Very often, DevOps and design never speak. Given your background in IT and DevOps, how did you come to realize that design was a subject and a function that was meaningful to you? How did you make the connection that not only do these teams need to be talking to each other, these activities should be integrated?
Well, first, I actually have a liberal arts background. I grew up looking at pictures of Frank Lloyd Wright buildings and trying to read my dad’s architecture theory books. I was a liberal arts student in college, so I’ve always had a design/art/humanities bent to the way I think about things. A few years ago, I picked up Tim Brown’s book, Change by Design, and I was introduced to design thinking, and I went “Ah! I’m not a designer in a traditional sense but this maps really well to how I think about things and how I think about IT problems–how do we come up with new systems, how do we improve organizations.”
There was a great post just today by someone from New Relic, which is an IT monitoring product company, and he was talking about how they learned that they had to use UX design and design thinking principles in order to do system architecture, which is something you would think would be as far from design as you possibly could get. But what we’ve all been realizing in the DevOps world is that we don’t just make systems, but the process of making systems is a human activity, and we need to apply user-centered design to that activity. For me, it was a combination of my natural tendency of how I think about things, and also getting formally introduced to design thinking and more specifically, service design, because everything in IT these days is about service. Once I got introduced, it became clear to me that we’re designing services just like anybody else.
One thing that the service-oriented architecture folks in IT have figured out is that you cannot succeed at breaking your architecture into these nimble, loosely coupled pieces unless you do the same thing with your organization.
There’s this notion of a service-oriented architecture, and the way that service tends to be used in technology realms is a lot around the ability to transmit data and APIs. Instead of large monolithic applications, you’ve got a lot of nimble things talking to each other. How does a service-oriented architecture technology approach connect to service design? Is there a grand unified theory that ties these two seemingly different types of “services” together?
This is exactly what my talk is going to be about. One thing that the service-oriented architecture folks in IT have figured out is that you cannot succeed at breaking your architecture into these nimble, loosely coupled pieces unless you do the same thing with your organization. This is where organizational design and system design really become inseparable. Secondly, once you do that on both levels you now have to think about: great, we have all of these little pieces, how do we put them back together so that what we end up with is still a coherent company or coherent service or coherent website? It makes the relationship between the customer journey and the service blueprint more interesting: less binary, less one-big-chunk-in-the-front, one-big-chunk-in-the-back, and starts to become about lots of little pieces. And because you have lots of little pieces both in terms of teams and systems, you can be nimble but you still have to figure out how to still deliver a coherent end-to-end-service experience.
So much of your work is oriented on DevOps and IT, but when you do engage with designers, what are key things that they simply don’t understand that you think they ought to know if they want to build systems that work?
I think designers need to understand that as we move into this cloud-world where everything is a system and a distributed system, we encounter new kinds of problems that designers have to help people with.
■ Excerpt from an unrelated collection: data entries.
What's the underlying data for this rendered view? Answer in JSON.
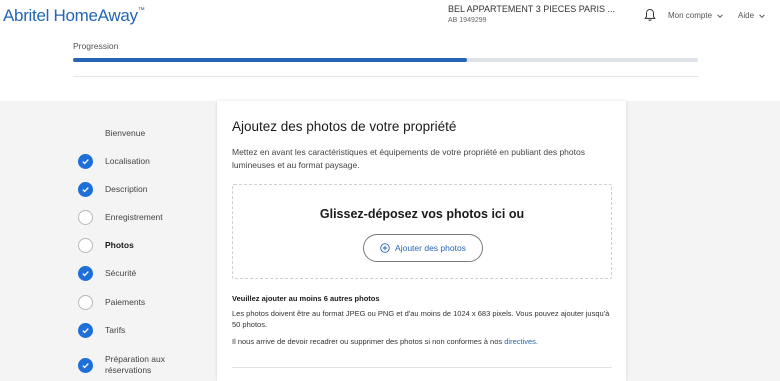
{
  "header": {
    "logo": "Abritel HomeAway",
    "logo_tm": "™",
    "property_name": "BEL APPARTEMENT 3 PIECES PARIS ...",
    "property_id": "AB 1949299",
    "notifications_icon": "bell-icon",
    "account_label": "Mon compte",
    "help_label": "Aide"
  },
  "progress": {
    "label": "Progression",
    "fraction": 0.63
  },
  "steps": [
    {
      "label": "Bienvenue",
      "status": "none"
    },
    {
      "label": "Localisation",
      "status": "done"
    },
    {
      "label": "Description",
      "status": "done"
    },
    {
      "label": "Enregistrement",
      "status": "todo"
    },
    {
      "label": "Photos",
      "status": "active"
    },
    {
      "label": "Sécurité",
      "status": "done"
    },
    {
      "label": "Paiements",
      "status": "todo"
    },
    {
      "label": "Tarifs",
      "status": "done"
    },
    {
      "label": "Préparation aux réservations",
      "status": "done"
    }
  ],
  "card": {
    "title": "Ajoutez des photos de votre propriété",
    "description": "Mettez en avant les caractéristiques et équipements de votre propriété en publiant des photos lumineuses et au format paysage.",
    "dropzone_title": "Glissez-déposez vos photos ici ou",
    "add_button": "Ajouter des photos",
    "requirement_title": "Veuillez ajouter au moins 6 autres photos",
    "requirement_text": "Les photos doivent être au format JPEG ou PNG et d'au moins de 1024 x 683 pixels. Vous pouvez ajouter jusqu'à 50 photos.",
    "crop_text": "Il nous arrive de devoir recadrer ou supprimer des photos si non conformes à nos",
    "crop_link": "directives",
    "crop_end": "."
  },
  "colors": {
    "accent": "#2466b5",
    "done": "#1e6fd9"
  }
}
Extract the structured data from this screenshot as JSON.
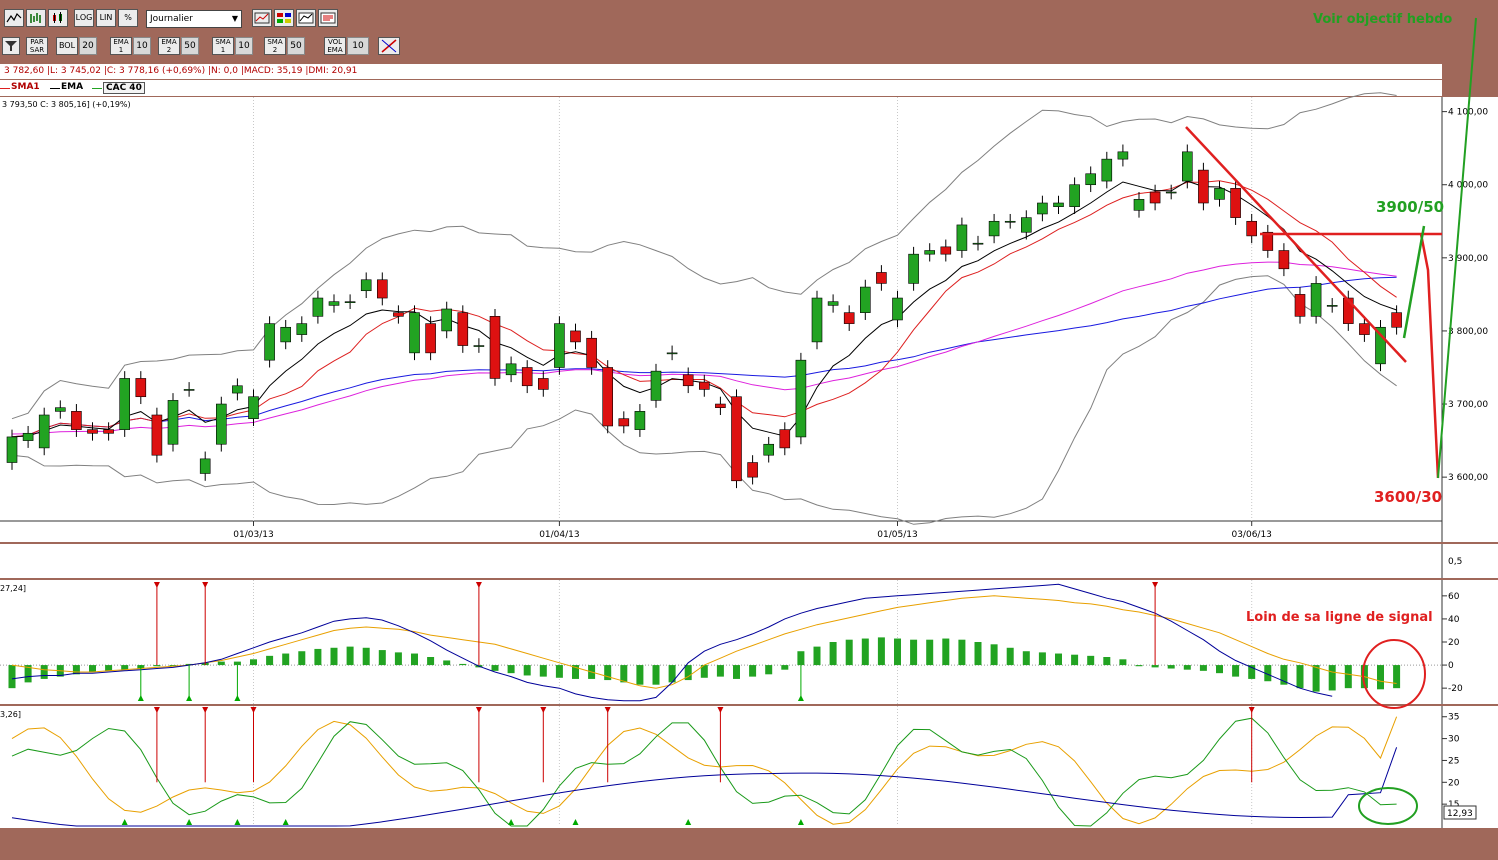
{
  "toolbar1": {
    "log_label": "LOG",
    "lin_label": "LIN",
    "pct_label": "%",
    "period_select": "Journalier"
  },
  "toolbar2": {
    "par_sar_label": "PAR SAR",
    "bol_label": "BOL",
    "bol_value": "20",
    "ema1_label": "EMA 1",
    "ema1_value": "10",
    "ema2_label": "EMA 2",
    "ema2_value": "50",
    "sma1_label": "SMA 1",
    "sma1_value": "10",
    "sma2_label": "SMA 2",
    "sma2_value": "50",
    "volema_label": "VOL EMA",
    "volema_value": "10"
  },
  "info": {
    "ohlc_line": "3 782,60 |L: 3 745,02 |C: 3 778,16 (+0,69%) |N: 0,0 |MACD: 35,19 |DMI: 20,91",
    "legend_sma": "SMA1",
    "legend_ema": "EMA",
    "legend_cac": "CAC 40",
    "price_line": "3 793,50   C: 3 805,16] (+0,19%)",
    "macd_tag": "27,24]",
    "dmi_tag": "3,26]"
  },
  "annotations": {
    "weekly_target": "Voir objectif hebdo",
    "target_up": "3900/50",
    "target_down": "3600/30",
    "signal_note": "Loin de sa ligne de signal"
  },
  "colors": {
    "frame": "#a0685a",
    "candle_up": "#22a322",
    "candle_down": "#dd1111",
    "bollinger": "#808080",
    "ema": "#000000",
    "sma1": "#dd2020",
    "sma_blue": "#1a1ae0",
    "sma_magenta": "#dd22dd",
    "macd_line": "#000099",
    "signal_line": "#e8a000",
    "annotation_red": "#e02020",
    "annotation_green": "#22a022"
  },
  "chart_data": [
    {
      "type": "candlestick",
      "name": "CAC 40",
      "x_ticks": [
        "01/03/13",
        "01/04/13",
        "01/05/13",
        "03/06/13"
      ],
      "y_ticks": [
        "3 600,00",
        "3 700,00",
        "3 800,00",
        "3 900,00",
        "4 000,00",
        "4 100,00"
      ],
      "ylim": [
        3540,
        4120
      ],
      "candles": [
        {
          "o": 3620,
          "c": 3655
        },
        {
          "o": 3650,
          "c": 3660
        },
        {
          "o": 3640,
          "c": 3685
        },
        {
          "o": 3690,
          "c": 3695
        },
        {
          "o": 3690,
          "c": 3665
        },
        {
          "o": 3665,
          "c": 3660
        },
        {
          "o": 3665,
          "c": 3660
        },
        {
          "o": 3665,
          "c": 3735
        },
        {
          "o": 3735,
          "c": 3710
        },
        {
          "o": 3685,
          "c": 3630
        },
        {
          "o": 3645,
          "c": 3705
        },
        {
          "o": 3720,
          "c": 3720
        },
        {
          "o": 3605,
          "c": 3625
        },
        {
          "o": 3645,
          "c": 3700
        },
        {
          "o": 3715,
          "c": 3725
        },
        {
          "o": 3680,
          "c": 3710
        },
        {
          "o": 3760,
          "c": 3810
        },
        {
          "o": 3785,
          "c": 3805
        },
        {
          "o": 3795,
          "c": 3810
        },
        {
          "o": 3820,
          "c": 3845
        },
        {
          "o": 3835,
          "c": 3840
        },
        {
          "o": 3840,
          "c": 3840
        },
        {
          "o": 3855,
          "c": 3870
        },
        {
          "o": 3870,
          "c": 3845
        },
        {
          "o": 3825,
          "c": 3820
        },
        {
          "o": 3770,
          "c": 3825
        },
        {
          "o": 3810,
          "c": 3770
        },
        {
          "o": 3800,
          "c": 3830
        },
        {
          "o": 3825,
          "c": 3780
        },
        {
          "o": 3780,
          "c": 3780
        },
        {
          "o": 3820,
          "c": 3735
        },
        {
          "o": 3740,
          "c": 3755
        },
        {
          "o": 3750,
          "c": 3725
        },
        {
          "o": 3735,
          "c": 3720
        },
        {
          "o": 3750,
          "c": 3810
        },
        {
          "o": 3800,
          "c": 3785
        },
        {
          "o": 3790,
          "c": 3750
        },
        {
          "o": 3750,
          "c": 3670
        },
        {
          "o": 3680,
          "c": 3670
        },
        {
          "o": 3665,
          "c": 3690
        },
        {
          "o": 3705,
          "c": 3745
        },
        {
          "o": 3770,
          "c": 3770
        },
        {
          "o": 3740,
          "c": 3725
        },
        {
          "o": 3730,
          "c": 3720
        },
        {
          "o": 3700,
          "c": 3695
        },
        {
          "o": 3710,
          "c": 3595
        },
        {
          "o": 3620,
          "c": 3600
        },
        {
          "o": 3630,
          "c": 3645
        },
        {
          "o": 3665,
          "c": 3640
        },
        {
          "o": 3655,
          "c": 3760
        },
        {
          "o": 3785,
          "c": 3845
        },
        {
          "o": 3835,
          "c": 3840
        },
        {
          "o": 3825,
          "c": 3810
        },
        {
          "o": 3825,
          "c": 3860
        },
        {
          "o": 3880,
          "c": 3865
        },
        {
          "o": 3815,
          "c": 3845
        },
        {
          "o": 3865,
          "c": 3905
        },
        {
          "o": 3905,
          "c": 3910
        },
        {
          "o": 3915,
          "c": 3905
        },
        {
          "o": 3910,
          "c": 3945
        },
        {
          "o": 3920,
          "c": 3920
        },
        {
          "o": 3930,
          "c": 3950
        },
        {
          "o": 3950,
          "c": 3950
        },
        {
          "o": 3935,
          "c": 3955
        },
        {
          "o": 3960,
          "c": 3975
        },
        {
          "o": 3970,
          "c": 3975
        },
        {
          "o": 3970,
          "c": 4000
        },
        {
          "o": 4000,
          "c": 4015
        },
        {
          "o": 4005,
          "c": 4035
        },
        {
          "o": 4035,
          "c": 4045
        },
        {
          "o": 3965,
          "c": 3980
        },
        {
          "o": 3990,
          "c": 3975
        },
        {
          "o": 3990,
          "c": 3990
        },
        {
          "o": 4005,
          "c": 4045
        },
        {
          "o": 4020,
          "c": 3975
        },
        {
          "o": 3980,
          "c": 3995
        },
        {
          "o": 3995,
          "c": 3955
        },
        {
          "o": 3950,
          "c": 3930
        },
        {
          "o": 3935,
          "c": 3910
        },
        {
          "o": 3910,
          "c": 3885
        },
        {
          "o": 3850,
          "c": 3820
        },
        {
          "o": 3820,
          "c": 3865
        },
        {
          "o": 3835,
          "c": 3835
        },
        {
          "o": 3845,
          "c": 3810
        },
        {
          "o": 3810,
          "c": 3795
        },
        {
          "o": 3755,
          "c": 3805
        },
        {
          "o": 3825,
          "c": 3805
        }
      ]
    },
    {
      "type": "bar",
      "name": "MACD",
      "y_ticks": [
        "60",
        "40",
        "20",
        "0",
        "-20"
      ],
      "ylim": [
        -32,
        72
      ],
      "histogram": [
        -20,
        -15,
        -12,
        -10,
        -8,
        -6,
        -5,
        -4,
        -3,
        -1,
        0,
        1,
        2,
        3,
        3,
        5,
        8,
        10,
        12,
        14,
        15,
        16,
        15,
        13,
        11,
        10,
        7,
        4,
        1,
        -2,
        -5,
        -7,
        -9,
        -10,
        -11,
        -12,
        -12,
        -13,
        -15,
        -17,
        -17,
        -15,
        -13,
        -11,
        -10,
        -12,
        -10,
        -8,
        -4,
        12,
        16,
        20,
        22,
        23,
        24,
        23,
        22,
        22,
        23,
        22,
        20,
        18,
        15,
        12,
        11,
        10,
        9,
        8,
        7,
        5,
        -1,
        -2,
        -3,
        -4,
        -5,
        -7,
        -10,
        -12,
        -14,
        -17,
        -20,
        -23,
        -22,
        -20,
        -20,
        -21,
        -20
      ],
      "macd_line": [
        -12,
        -10,
        -9,
        -9,
        -7,
        -7,
        -6,
        -5,
        -4,
        -3,
        -2,
        0,
        2,
        5,
        10,
        15,
        20,
        24,
        28,
        33,
        38,
        40,
        41,
        39,
        34,
        28,
        21,
        13,
        6,
        -1,
        -6,
        -10,
        -15,
        -18,
        -20,
        -25,
        -28,
        -30,
        -31,
        -31,
        -28,
        -15,
        2,
        12,
        18,
        22,
        27,
        33,
        40,
        45,
        49,
        52,
        55,
        58,
        59,
        60,
        61,
        62,
        63,
        64,
        65,
        66,
        67,
        68,
        69,
        70,
        66,
        62,
        58,
        55,
        50,
        45,
        38,
        30,
        22,
        12,
        4,
        -2,
        -8,
        -14,
        -20,
        -24,
        -27
      ],
      "signal_line": [
        0,
        -2,
        -4,
        -5,
        -6,
        -6,
        -5,
        -4,
        -3,
        -2,
        -1,
        0,
        2,
        4,
        7,
        10,
        14,
        18,
        22,
        26,
        30,
        32,
        33,
        32,
        31,
        29,
        26,
        24,
        22,
        20,
        18,
        14,
        10,
        6,
        2,
        -2,
        -6,
        -10,
        -14,
        -18,
        -20,
        -17,
        -10,
        0,
        6,
        12,
        17,
        22,
        27,
        31,
        35,
        38,
        41,
        44,
        47,
        50,
        52,
        54,
        56,
        58,
        59,
        60,
        59,
        58,
        57,
        56,
        54,
        53,
        51,
        48,
        46,
        43,
        40,
        36,
        32,
        28,
        22,
        16,
        10,
        5,
        2,
        -2,
        -6,
        -8,
        -10,
        -14,
        -16
      ]
    },
    {
      "type": "line",
      "name": "DMI",
      "y_ticks": [
        "35",
        "30",
        "25",
        "20",
        "15"
      ],
      "ylim": [
        10,
        37
      ],
      "last_value": "12,93"
    }
  ]
}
I’ll give you a perfect example, and I’ll pick on Apple for this: when I go to something like Keynote or Pages on my iPad, I’m working locally and my data is getting synchronized with the Cloud, and that synchronization process is invisible. The problem is that I need to understand it on some level, because I need to understand that it doesn’t always work, that sometimes it’s slow, that I might have a version on my iPad that doesn’t match the version on my laptop but it will five minutes from now, or maybe it won’t an hour from now because there’s a problem. And I can’t see any of that, and I can’t understand any of it, and it causes a lot of frustration and a lot of “Why isn’t this? This is supposed to be magic and invisible!” The problem is that when you get into a much more complex world, which now is the world of the Cloud and will soon be the world of the Internet of Things, design has to help people navigate distributed systems, and that means that on some level designers need to understand what’s different about distributed systems and how to help people navigate them.
In the past, designers designed for the happy path, and, sure, made sure they understood the “error or edge cases.” Now, given the complexity, those error and edge cases are likely to increase, yet they’re unpredictable by their nature. Do we now have to come up with a thousand different wireframes to address all the different ways this might fail? How do you design in a way that is flexible enough given the uncertainty?
You do two things: you start with the assumption that failure will happen and you need to think about it as part of your design process. Second, you assume that there are failure cases that you can’t know about and that may not even exist yet. What some companies are doing is they’re actually starting to go out and look for them, and this is where the neatly named “Chaos Monkey” comes into play. This is something that Netflix built where they will actually go out into their production systems while people are watching movies and intentionally break things—they’ll shut stuff off. And the interesting thing is that they don’t consider it a success when they run the Chaos Monkey and nothing goes wrong. They consider it a success when something does go wrong, because it means they found something that’s out there but they didn’t know what it was, and now they know more.
Again, this comes back to the idea that design needs to become continuous: that we design for failure as best we can, and then we learn, and then we design for some more failure. And our systems get better and better as we go. There’s a certain humility that we have to have. It’s interesting if you look at design thinking—it’s a very wonderful approach but there’s a certain kind of industrial aspect to it with the notion that you can iterate your way to something that’s good and finished and who knows, maybe you’ll design a coffee mug that you can sell and people will buy for the next 40 years because it’s so wonderful. In the complex digital services world we have to start, to some degree, to give that up and assume that our solution will continuously fail, and we’ll have to continuously evolve it.
One of the conversations I find myself having a lot is around product teams; there’s this idea of the tri-force: a product management lead, a design lead, and an engineering lead working together to define the problem and articulate what success looks like, and then they work with a larger team of practitioners to build the solution. DevOps and IT folks are often considered plumbers–once the tri-force has figured out what to do, IT and DevOps make it go.
I’m curious, given your orientation outside of that group, how do you feel this needs to evolve? Who needs to be part of that conversation without making it so there are so many voices that it’s hard to have a conversation? How do you make sure, internally, the conversation doesn’t get bogged down and is respectful of all different things that it takes to appropriately deliver a service these days?
A couple things. One is, on some level I think we need to stop looking at Dev and Ops as just plumbing. We need to cross-pollinate them with design and project management and we need to do it further to the left of the process. In terms of how do we do that, I agree, without seven meetings a day and 17 people all collaborating, I think the answer is shorten the feedback loops. Let’s say we have the same current model where product design go off in the corner and come up with some brilliant idea by themselves, and the impact of that brilliant idea is going to be a drastic degradation of website performance. If you find that out as part of your feedback process quickly and easily it’s a lot less painful than if it’s part of a three-month process, and you build it and put it out and find out that there are all of these problems that you should have dealt with upfront.
Second, one of the things that DevOps is trying to get at is that when we develop various kinds of metrics and various levels and we propagate them so that everyone can see “Oh, I made this design change and network performance went to shit. That might be a bad idea.” The thing about feedback is that if you don’t get information back, it’s not feedback. And we can build mechanisms where people can share the implications of what they’re doing so that we can start to see each other’s concerns and each other’s level of work without always necessarily sitting in a room together talking. And that happens much more quickly.